Reasonable adjustments are changes made by your institution to eliminate or reduce obstacles faced by students with disabilities. Under the Equality Act 2010 (UK), organisations have a legal obligation to make reasonable adjustments to ensure that students with disabilities are not at a disadvantage.

There is no set definition of what is 'reasonable' in the Equality Act. The determination of reasonableness depends on what you need and the difference it will make, the cost and the practicality of making the adjustments.

'We can support students who have conditions like dyslexia, Autistic Spectrum Condition, Crohn's Disease, Epilepsy, anxiety, schizophrenia or who are D/deaf, but that's not an exhaustive list,' explains Josie Lovett, disability adviser at The University of Warwick. 

These adjustments do not give any unfair advantage, but instead, they create an inclusive environment that levels the playing field and supports your learning journey.

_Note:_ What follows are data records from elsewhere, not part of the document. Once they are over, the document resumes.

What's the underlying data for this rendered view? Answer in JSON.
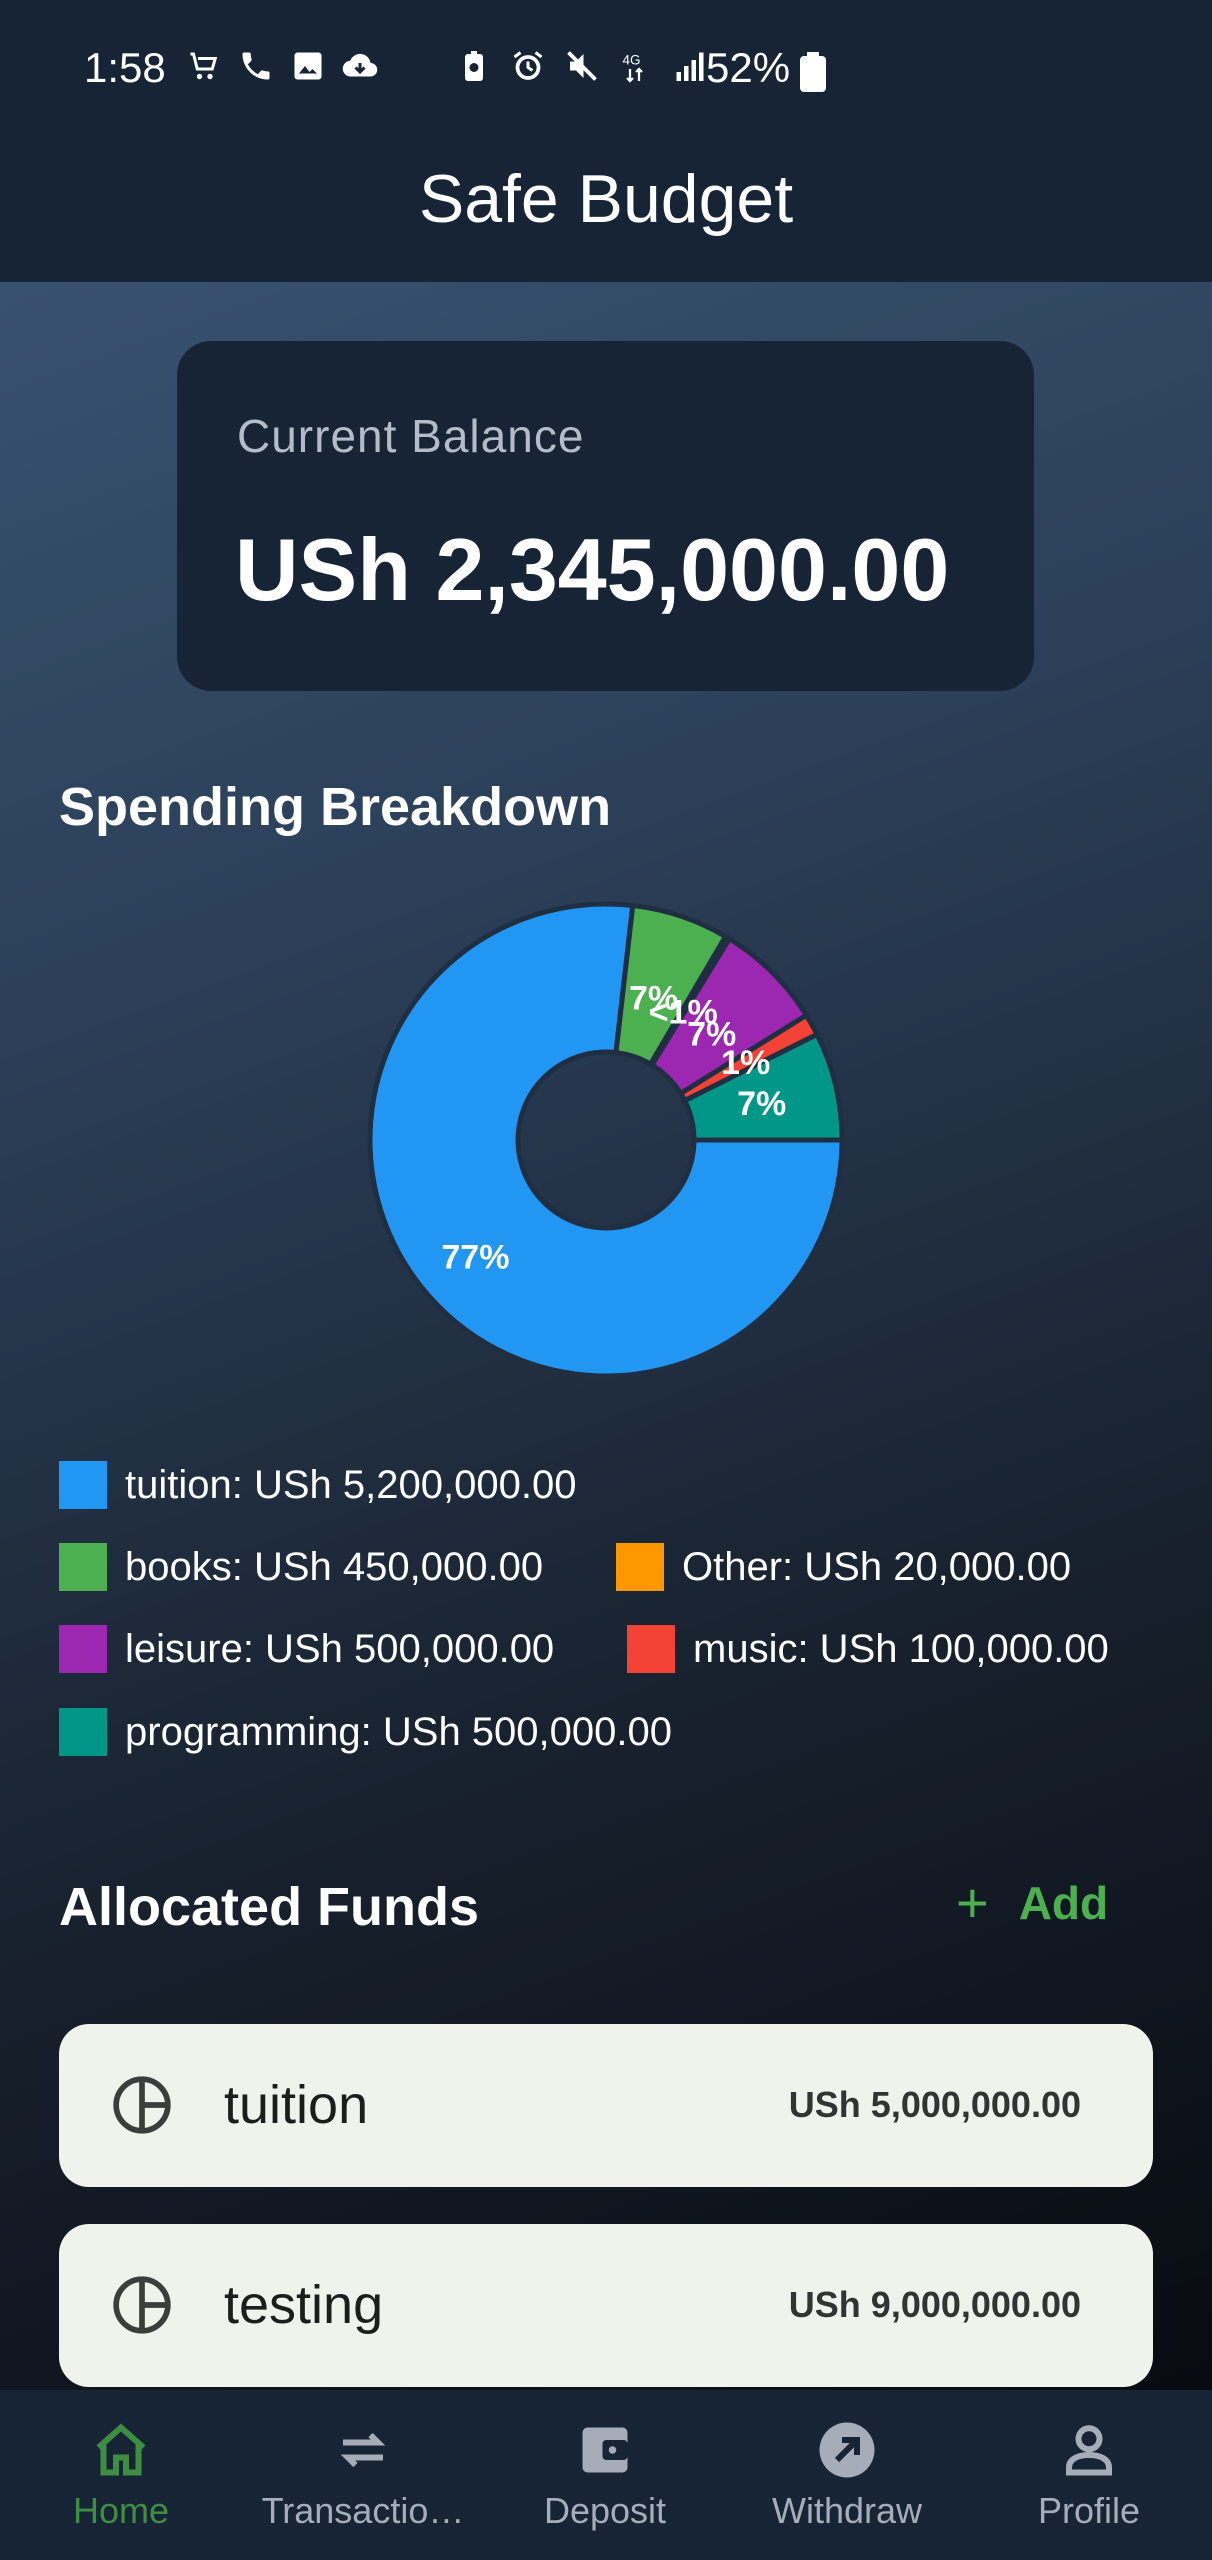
{
  "status_bar": {
    "time": "1:58",
    "battery_percent": "52%",
    "network": "4G"
  },
  "app_bar": {
    "title": "Safe Budget"
  },
  "balance": {
    "label": "Current Balance",
    "value": "USh 2,345,000.00"
  },
  "spending": {
    "title": "Spending Breakdown",
    "legend": [
      {
        "label": "tuition: USh 5,200,000.00",
        "color": "#2196f3"
      },
      {
        "label": "books: USh 450,000.00",
        "color": "#4caf50"
      },
      {
        "label": "Other: USh 20,000.00",
        "color": "#ff9800"
      },
      {
        "label": "leisure: USh 500,000.00",
        "color": "#9c27b0"
      },
      {
        "label": "music: USh 100,000.00",
        "color": "#f44336"
      },
      {
        "label": "programming: USh 500,000.00",
        "color": "#009688"
      }
    ]
  },
  "chart_data": {
    "type": "pie",
    "categories": [
      "tuition",
      "books",
      "Other",
      "leisure",
      "music",
      "programming"
    ],
    "values": [
      5200000,
      450000,
      20000,
      500000,
      100000,
      500000
    ],
    "labels": [
      "77%",
      "7%",
      "<1%",
      "7%",
      "1%",
      "7%"
    ],
    "colors": [
      "#2196f3",
      "#4caf50",
      "#ff9800",
      "#9c27b0",
      "#f44336",
      "#009688"
    ]
  },
  "allocated": {
    "title": "Allocated Funds",
    "add_label": "Add",
    "funds": [
      {
        "name": "tuition",
        "amount": "USh 5,000,000.00"
      },
      {
        "name": "testing",
        "amount": "USh 9,000,000.00"
      }
    ]
  },
  "bottom_nav": [
    {
      "label": "Home",
      "icon": "home-icon",
      "active": true
    },
    {
      "label": "Transactio…",
      "icon": "swap-arrows-icon",
      "active": false
    },
    {
      "label": "Deposit",
      "icon": "wallet-icon",
      "active": false
    },
    {
      "label": "Withdraw",
      "icon": "arrow-up-right-circle-icon",
      "active": false
    },
    {
      "label": "Profile",
      "icon": "person-icon",
      "active": false
    }
  ]
}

What are examples of reasonable adjustments?

Every student has unique needs, and there is no one-size-fits-all approach to reasonable adjustments. Changes can include:

  • course materials in alternative formats
  • providing extra breaks during exams
  • allowing the use of assistive technologies like computers, scribes, screen readers, magnification software, and hearing loops.
  • flexible assessment methods or extended time for exams
  • access to note-takers, tutors, or counsellors
  • markers may be advised not to penalise errors in spelling, punctuation, untidy handwriting or clumsiness of English expression
  • accessible classrooms, buildings, and housing, specialised equipment or flexible living arrangements.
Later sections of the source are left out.